2/7/07

“Shin Splints – Compartment Surgery”

Jon Beyle wrote me this: “I would also like to get your thoughts on something. I just got off the phone with a girl who has been playing field hockey at Princeton and her career is being threatened by lower compartment syndrome. She had the release surgery and it did not help much as of yet. she has a friend who plays D1 soccer who has the same thing. She told me also that she ran into a D1 field hockey coach at another major university who said this is becoming epidemic (shin splints, lower compartment, etc.). What are your thoughts on this?”

This surgery was quite the rage a few years ago. I actually thought it had gone out of favor. This is a classic example of reductionist medicine – focusing on the symptom rather taking a giant step back and looking at the big picture. Because there is pain and swelling there then you operate. Bottom line is that 9 times out of 10 the operation does not work. Think global, look above and below the problem. I am of the opinion that the problem really stems from the inability to properly shock absorb, the big shock absorber that needs to be developed is the butt. Movement mechanics must be addressed – how they stop and change direction. Look at the foot, more specifically is the subtalar joint locked up.If it is then mobilize it.

As far as the shin splint issue it is much the same answer. I know field hockey must play on a very firm and generally unforgiving surface, so look at opportunities to train off the surface for non technical work. Look at foot wear, I have found that rigid shoes often are the culprit. In collegiate and national team environment the players are often forced to wear sponsors shoes and all of one style. That shoe and style may not be correct for the individual athlete. The common solution for “shin splints” is to dorsi flexion exercises which can cause more harm than good because the anterior tibialis main job is to help decelerate the foot. Once again work above and below. Excessive weight is another issue, tough to address with the female athlete. When they are too heavy gravity wins! Not an easy problem to solve, but with work it can be done.

4 Comments:

At 2/7/07, 12:11 PM, Blogger Joe P. said...

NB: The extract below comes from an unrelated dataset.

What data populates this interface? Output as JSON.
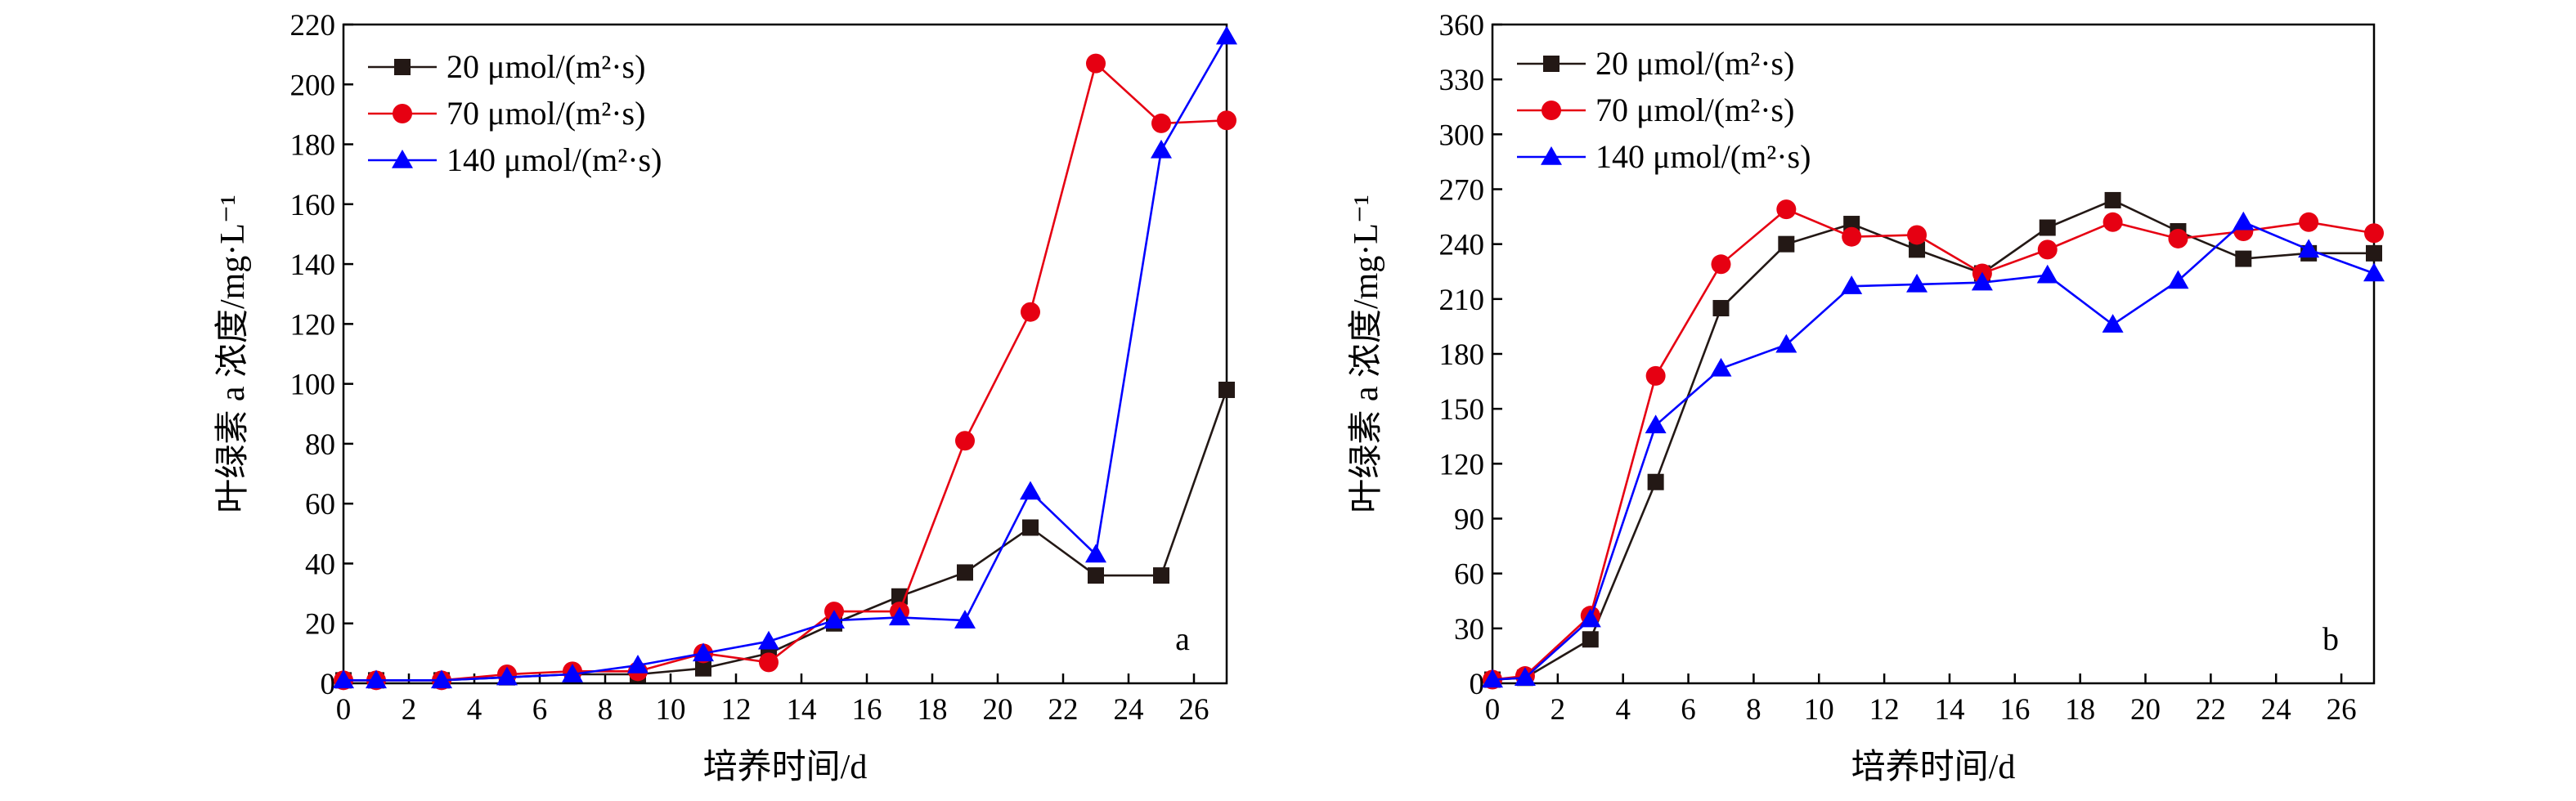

Fosamax has become quite the rage among marathoners as a method of building BMD. MTSS is usually an undiagnosed stress fx. In Vern's latest book he gives three solutions to prevent them- Include a general fitness module in your training, don't sink into the quicksand that is the volume trap, and include remedial work in your warmup. And don't forget good 'ole axial loading exercises to build that BMD. Sand bags is a convenient way to get it done.

 
At 2/7/07, 7:04 PM, Blogger jbeyle said...

Thanks Vern!!!

 
At 2/8/07, 9:06 AM, Anonymous Anonymous said...

Aren't there some interesting lawsuits out there suggesting that Fosamax does not build bone but only gives the appearance of increased bone?

Mark Day D.C., CSCS, DACBSP

 
At 2/8/07, 2:33 PM, Anonymous GMGolden, MS, ATC, CSCS said...

A couple thoughts on compartment syndromes. First, we really need to distinguish between anterior, lateral, and deep posterior compartment problems. I find Vern's suggestion of shock absorption being the culprit intriguing, especially if we are talking about a posterior compartment problem. Substitution from ankle plantar flexors to absorb force and additionally, the possible role of the soleus as a knee extender and being called upon to perform a function not particularly designed for in the presence of weak hip extenders and knee extenders makes sense. However, we are seeing discrepancies in when the symptoms of the compartment syndrome are arising w/i a training session, particularly with anterior compartment problems. No longer are onsets later in a workout when it was thought sufficient muscle volume was reached due to blood flow etc to increase compartment pressures. A select population of athletes develop symptoms at the onset of the session (w/i 10-15 mins). Often times upon evaluation it is evident the athlete lacks sufficient gastrocnemius and soleus flexibility. Imagine how hard the anterior compartment has to work to clear the toe during gait when it's working against tight antagonists. Most athletes have insufficient posterior leg flexibility so we make sure to start addressing that first (of course avoiding the long time solution of strengthening the anterior compartment!). These are the athletes, when surgery is elected, but precipitating factors are not addressed, that will be more likely to have poor outcomes from the compartment release therapy. It is also possible, those athletes who have compensated for weak hip and thigh musculature by loading through the leg and ankle will also have poor outcomes if those weaknesses are not addressed for posterior compartment problems. Good stuff Vern!